Saturday, January 14, 2012

My love hate relationship with my Kindle

About two years ago my mom asked me what I wanted for my birthday. I had been toying around with the idea of buying a kindle for some time, but I was still on the fence about it. I mean, could I really forsake my huge library for an electronic thing that weighed less than a pound? And could I jusitfy buying books for $9.99 when I could walk to Brown Elephant and buy a paperback for $.25? My library had grown considerably once I figured out that Brown Elephant carried books and when I realized how cheap they were. Soon I was buying books that I hadn't even heard of before! I was addicted. From the summer of 2009 until I got my Kindle in the summer of 2010 I read 17 books. I know that doesn't sound too terribly impressive...but I impressed myself. The problem with reading that many books is that I had to CARRY all of those books, not at the same time mind you, to and from the train everyday. If there was any chance that I could sneak in a bit of reading anywhere I had to make sure that I had the book in my purse, and if there was a possibility that I would finish a book on the way to or from work I had to bring a back up book with me because I can't just sit idle on the train. The day that I realized that I should even consider buying a Kindle was when I was halfway through one massive book. "The Autobiography of Henry VIII: With Notes by His Fool; Will Somers". This book is OVER 1,000 pages long and it's a bitch to carry around with you everywhere. I felt like I was back in highschool carrying around all of those nonsense text books. So, I started to research and I found that I could get a Kindle for $120 with ads. My boyfriend HATES that it advertises when I put it in sleep mode, but all you have to do is turn it over and "voila" no more ads, but he says it's still like having a big ol' billboard in the house.

Tuesday, January 10, 2012

Disconnecting

I remember when my family got our first computer.
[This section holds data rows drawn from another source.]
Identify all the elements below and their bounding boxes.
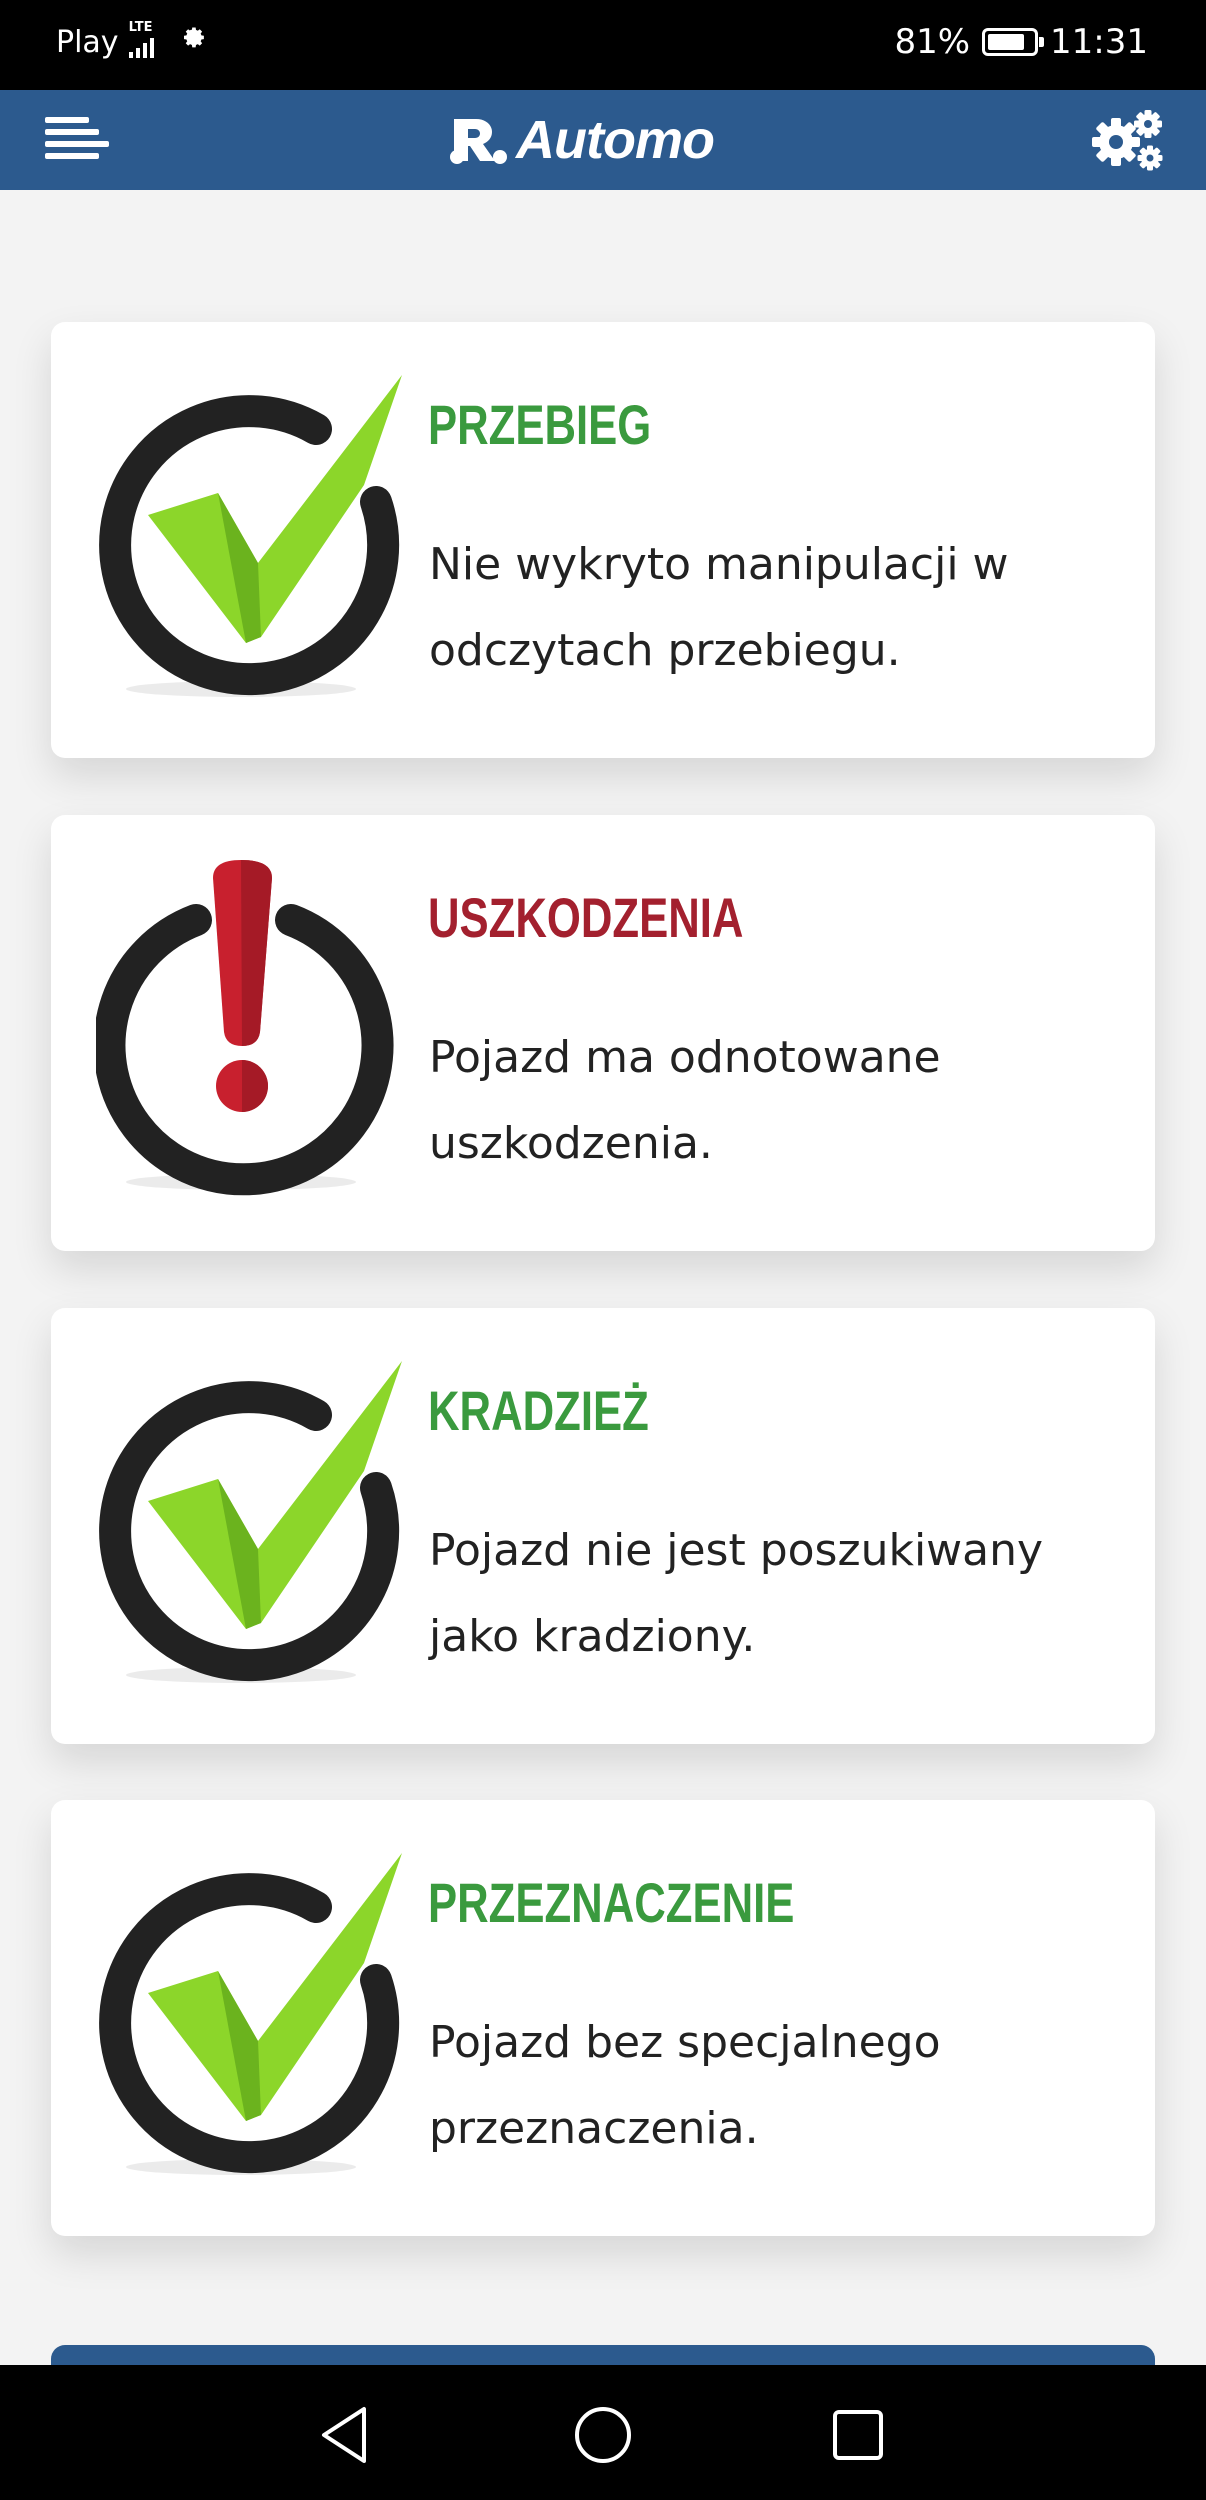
check-icon <box>96 1353 426 1693</box>
clock: 11:31 <box>1050 22 1148 62</box>
navigation-bar <box>0 2365 1206 2500</box>
status-card-kradziez: KRADZIEŻ Pojazd nie jest poszukiwany jak… <box>51 1308 1155 1744</box>
gear-icon <box>179 23 209 61</box>
card-description: Pojazd ma odnotowane uszkodzenia. <box>429 1032 941 1169</box>
check-icon <box>96 367 426 707</box>
network-type: LTE <box>128 20 153 35</box>
content-area: PRZEBIEG Nie wykryto manipulacji w odczy… <box>0 190 1206 2385</box>
status-right: 81% 11:31 <box>894 22 1148 62</box>
status-card-przeznaczenie: PRZEZNACZENIE Pojazd bez specjalnego prz… <box>51 1800 1155 2236</box>
status-bar: Play LTE 81% 11:31 <box>0 0 1206 90</box>
card-description: Nie wykryto manipulacji w odczytach prze… <box>429 539 1009 676</box>
settings-gears-icon[interactable] <box>1090 108 1166 172</box>
battery-percent: 81% <box>894 22 971 62</box>
card-description: Pojazd nie jest poszukiwany jako kradzio… <box>429 1525 1044 1662</box>
home-icon[interactable] <box>563 2395 643 2475</box>
signal-icon: LTE <box>128 20 169 62</box>
logo-text: Automo <box>516 110 715 170</box>
check-icon <box>96 1845 426 2185</box>
status-left: Play LTE <box>56 20 209 62</box>
logo-mark-icon <box>450 119 507 164</box>
back-icon[interactable] <box>306 2395 386 2475</box>
card-title: PRZEBIEG <box>428 393 652 456</box>
card-description: Pojazd bez specjalnego przeznaczenia. <box>429 2017 941 2154</box>
app-logo: Automo <box>446 108 715 172</box>
recents-icon[interactable] <box>818 2395 898 2475</box>
battery-icon <box>982 28 1045 56</box>
exclamation-icon <box>93 860 426 1200</box>
hamburger-icon[interactable] <box>45 115 111 167</box>
status-card-przebieg: PRZEBIEG Nie wykryto manipulacji w odczy… <box>51 322 1155 758</box>
status-card-uszkodzenia: USZKODZENIA Pojazd ma odnotowane uszkodz… <box>51 815 1155 1251</box>
card-title: USZKODZENIA <box>428 886 744 949</box>
card-title: PRZEZNACZENIE <box>428 1871 795 1934</box>
carrier-name: Play <box>56 24 119 60</box>
card-title: KRADZIEŻ <box>428 1379 649 1442</box>
app-header: Automo <box>0 90 1206 190</box>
It was Christmas and I must've been about nine, if memory serves me, and my mom and dad did a bait and switch; a sort of box with in a box sort of trickery. I remember screaming and jumping for joy because my family finally had a computer in the house. That computer served us well. I played Oregon Trail and we had dial up internet via AOL. That really was the life.
Then quite a few years later I remember getting my first cell phone. I had just come back from New York where I celebrated my 16th birthday with my family. When I got home my mom had made my favorite dish, one of the things she does well, eggplant parmesan and there was a bag on the table, and then the strangest thing happened. The bag began to ring. I tore through the tissue paper and there was my phone. It was, what we call these days, a "go phone". I had a pre-paid amount of minutes that I could use and when those ran out the phone became, well, a paper weight. But I was still thrilled to have my very own phone. When I moved back to San Antonio from Florida I used my grandparents computer and I would waste many long nights on AIM talking to my friends that literally lived around the corner, but this was before everyone had texting so it was the easiest way to get in touch with someone at 2 in the morning.